Asked by a reporter what might blow his government off course, Harold Macmillan is supposed to have replied: “Events, dear boy, events.”

We could make the same response when asked why the Excel by Auto-Trail wasn’t a huge commercial success.

This wasn’t just an OK line-up, it was a brilliant, design-led range of excellent compact coachbuilt motorhomes, well-equipped and at the right price.

The ‘event’ that caused Excel’s early demise was the devastating economic recession just as they were being unveiled in 2008.

With the total market in decline by 60%, and dealers going belly-up left, right and centre, any new range didn’t really stand much of a chance.

Despite this, Excel sold quite well, but failed to create an additional younger group of buyers, as had been hoped. Instead, existing customers were simply diverted from Auto-Trail’s other ranges.

The good news is that these Excel ’vans now make really smart buys on the used motorhome market.

Model history

The launch range was subdivided into two lengths: the 600s, at 5.99m, and the 640s, which stretched the tape to 6.4m.

The 600B had a rear-corner permanent bed, the 600S offered twin bunks at the rear and an additional two travel seats, and the 600D (our favourite) boasted an additional single dinette at the rear, along the nearside.

The 640G featured a high-level transverse double bed at the rear, with a garage-style exterior-access storage compartment underneath.

For the 2010 model year, the range was refreshed, with only the 600B and the 640G surviving.

A shorter, 5.88m 590EK model offered a forward lounge with two inward-facing sofas, a rear kitchen and a corner washroom.

The 670B was essentially a stretched version of the 600B. Increasing the overall length to 6.72m allowed for a larger lounge and washroom.

What do you get?

All low-profile overcab coachbuilts on the Fiat Ducato, they included driver and passenger airbags, cruise control and a wind-out awning as standard.

Colour-coded bumpers and spoilers complemented the lightweight Polydet GRP clad sidewalls, which boasted closed-cell insulation.

The Sport Pack included a metallic blue cab, a TV/DVD player, aerial and Freeview box, and graphite-coloured dashboard bling.

The interior was transformed by Le Mans soft-furnishing fabrics, and graphite-coloured worktops and locker finger panels.

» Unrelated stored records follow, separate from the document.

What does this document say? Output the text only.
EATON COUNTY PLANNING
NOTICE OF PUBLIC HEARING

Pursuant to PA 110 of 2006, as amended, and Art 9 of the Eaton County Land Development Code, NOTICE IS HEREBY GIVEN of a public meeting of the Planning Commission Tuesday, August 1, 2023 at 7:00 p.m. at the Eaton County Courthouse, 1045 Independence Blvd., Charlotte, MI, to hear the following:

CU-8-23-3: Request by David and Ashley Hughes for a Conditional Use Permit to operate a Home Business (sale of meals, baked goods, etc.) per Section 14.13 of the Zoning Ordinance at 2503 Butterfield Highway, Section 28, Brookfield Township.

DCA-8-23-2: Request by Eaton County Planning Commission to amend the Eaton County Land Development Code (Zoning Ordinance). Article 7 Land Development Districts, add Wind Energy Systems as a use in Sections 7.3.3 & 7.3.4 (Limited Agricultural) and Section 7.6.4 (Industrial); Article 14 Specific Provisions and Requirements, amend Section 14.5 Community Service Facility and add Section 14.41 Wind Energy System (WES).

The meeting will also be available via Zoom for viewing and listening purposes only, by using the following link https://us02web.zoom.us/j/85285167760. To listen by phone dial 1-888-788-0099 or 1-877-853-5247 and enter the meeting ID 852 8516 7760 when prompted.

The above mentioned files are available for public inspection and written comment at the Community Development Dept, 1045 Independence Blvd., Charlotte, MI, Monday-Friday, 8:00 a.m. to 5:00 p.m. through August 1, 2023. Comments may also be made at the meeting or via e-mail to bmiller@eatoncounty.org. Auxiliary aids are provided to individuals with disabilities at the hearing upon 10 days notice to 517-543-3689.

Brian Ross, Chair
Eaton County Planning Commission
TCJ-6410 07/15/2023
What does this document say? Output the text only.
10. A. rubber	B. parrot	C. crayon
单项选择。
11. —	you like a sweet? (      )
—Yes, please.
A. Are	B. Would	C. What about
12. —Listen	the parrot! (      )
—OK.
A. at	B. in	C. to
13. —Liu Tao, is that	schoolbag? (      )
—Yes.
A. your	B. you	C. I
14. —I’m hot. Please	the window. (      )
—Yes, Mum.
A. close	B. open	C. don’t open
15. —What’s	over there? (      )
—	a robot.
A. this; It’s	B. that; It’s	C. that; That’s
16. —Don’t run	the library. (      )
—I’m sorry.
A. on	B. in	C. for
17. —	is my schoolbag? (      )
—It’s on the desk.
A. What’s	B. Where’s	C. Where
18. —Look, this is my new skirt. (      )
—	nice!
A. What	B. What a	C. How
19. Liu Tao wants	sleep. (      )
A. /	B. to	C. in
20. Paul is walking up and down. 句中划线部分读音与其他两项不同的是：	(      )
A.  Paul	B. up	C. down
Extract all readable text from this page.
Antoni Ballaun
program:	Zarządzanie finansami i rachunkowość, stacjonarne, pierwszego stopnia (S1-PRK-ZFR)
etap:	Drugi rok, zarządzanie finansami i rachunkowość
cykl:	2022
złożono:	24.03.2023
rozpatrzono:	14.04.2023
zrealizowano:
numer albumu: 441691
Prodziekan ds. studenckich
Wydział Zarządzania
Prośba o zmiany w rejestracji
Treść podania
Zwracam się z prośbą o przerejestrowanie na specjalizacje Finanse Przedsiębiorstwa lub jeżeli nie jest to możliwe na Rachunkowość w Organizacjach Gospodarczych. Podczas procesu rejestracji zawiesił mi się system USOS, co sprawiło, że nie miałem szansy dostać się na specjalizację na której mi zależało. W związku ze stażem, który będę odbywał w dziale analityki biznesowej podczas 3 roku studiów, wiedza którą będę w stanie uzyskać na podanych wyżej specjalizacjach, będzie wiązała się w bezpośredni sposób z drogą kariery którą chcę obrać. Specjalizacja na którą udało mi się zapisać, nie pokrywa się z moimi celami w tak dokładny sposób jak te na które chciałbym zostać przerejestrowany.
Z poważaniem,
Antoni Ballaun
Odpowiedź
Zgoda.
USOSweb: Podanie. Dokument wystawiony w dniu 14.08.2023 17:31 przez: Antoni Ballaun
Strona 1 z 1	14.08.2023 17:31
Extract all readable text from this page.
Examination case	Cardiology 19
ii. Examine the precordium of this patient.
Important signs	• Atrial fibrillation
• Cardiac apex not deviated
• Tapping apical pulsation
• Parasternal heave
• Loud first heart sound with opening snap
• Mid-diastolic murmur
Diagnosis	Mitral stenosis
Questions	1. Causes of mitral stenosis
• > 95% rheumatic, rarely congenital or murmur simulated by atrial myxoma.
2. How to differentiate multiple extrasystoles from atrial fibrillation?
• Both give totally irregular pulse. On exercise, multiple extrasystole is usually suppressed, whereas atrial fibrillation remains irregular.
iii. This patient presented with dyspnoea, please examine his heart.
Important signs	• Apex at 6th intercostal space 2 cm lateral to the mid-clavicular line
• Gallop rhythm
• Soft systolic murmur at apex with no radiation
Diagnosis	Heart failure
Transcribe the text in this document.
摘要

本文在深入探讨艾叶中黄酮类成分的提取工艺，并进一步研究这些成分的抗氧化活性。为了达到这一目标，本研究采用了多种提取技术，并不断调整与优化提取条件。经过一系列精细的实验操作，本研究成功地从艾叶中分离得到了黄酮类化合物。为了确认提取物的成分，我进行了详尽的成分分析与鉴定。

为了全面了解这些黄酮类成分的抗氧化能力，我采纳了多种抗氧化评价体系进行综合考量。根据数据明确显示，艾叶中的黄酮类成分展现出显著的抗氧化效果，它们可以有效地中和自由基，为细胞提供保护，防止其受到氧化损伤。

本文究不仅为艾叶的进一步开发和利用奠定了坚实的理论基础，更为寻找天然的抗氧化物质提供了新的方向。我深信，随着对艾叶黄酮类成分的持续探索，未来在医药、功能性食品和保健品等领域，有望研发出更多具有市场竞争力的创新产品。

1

It’s a shame Excel was short-lived – right ’van, wrong time.

The essentials

  • Excel by Auto-Trail on Fiat Ducato chassis-cab
  • Built 2008-2011 at Europarc, Grimsby, UK
  • Low-profile overcab coachbuilt
  • Overall length: 5.88-6.72m (19’3”-22’1”).  

What to look for

If you think this could be the ’van you’ve been looking for and you’ve found one on the used motorhomes for sale pages, what should you check for?

Base vehicle

A full service history is reassuring.

The standard power unit was the 100bhp motor with a five-speed manual gearbox, although some customers opted to upgrade to the 130bhp unit with a six-speed gearbox.

Don’t shy away from the softer engine: it really is more than adequate.

However, for those in a rush or who want to tow something, it is comparatively easy to get more oomph via a plug-and-play tuning box.

Although Excel models were built on the 3300kg Light chassis, all had a good payload, so walk away from any with tired springs or a tail-down posture.

Insist on a meaningful test drive and a new MoT certificate.

Tyres will probably require replacing, due to advancing age.


They are generally very practical and hard-wearing.

Check the operation of everything, paying particular attention to blinds/flyscreens and the bed make-up.

As with any coachbuilt motorhome of this age, check for water ingress and insist on a recent habitation service.

Budget for fitting a fire blanket, a fire extinguisher and a CO alarm if these are absent.


  • Compact size
  • Smart and sassy
  • Generous payloads
  • Built by Auto-Trail


  • There is no automatic option
  • It was killed off by the irresponsible bankers!

What to pay

Early examples are for sale privately from £26,000, warranted trade retail ’vans from £28,500.

At the time of writing, SMC had a smart-looking low-mileage 2009 (59) 640G (garage) with Sport Pack at an asking price of £29,995.

Which model would be our pick of the range? We like the flexibility of the 600D, although the best-seller was the 600B. And we think it is worth waiting for one with a Sport Pack fitted.

Or, alternatively, how about an Auto-Trail Tracker or an Ace Airstream, both on Fiat Ducato.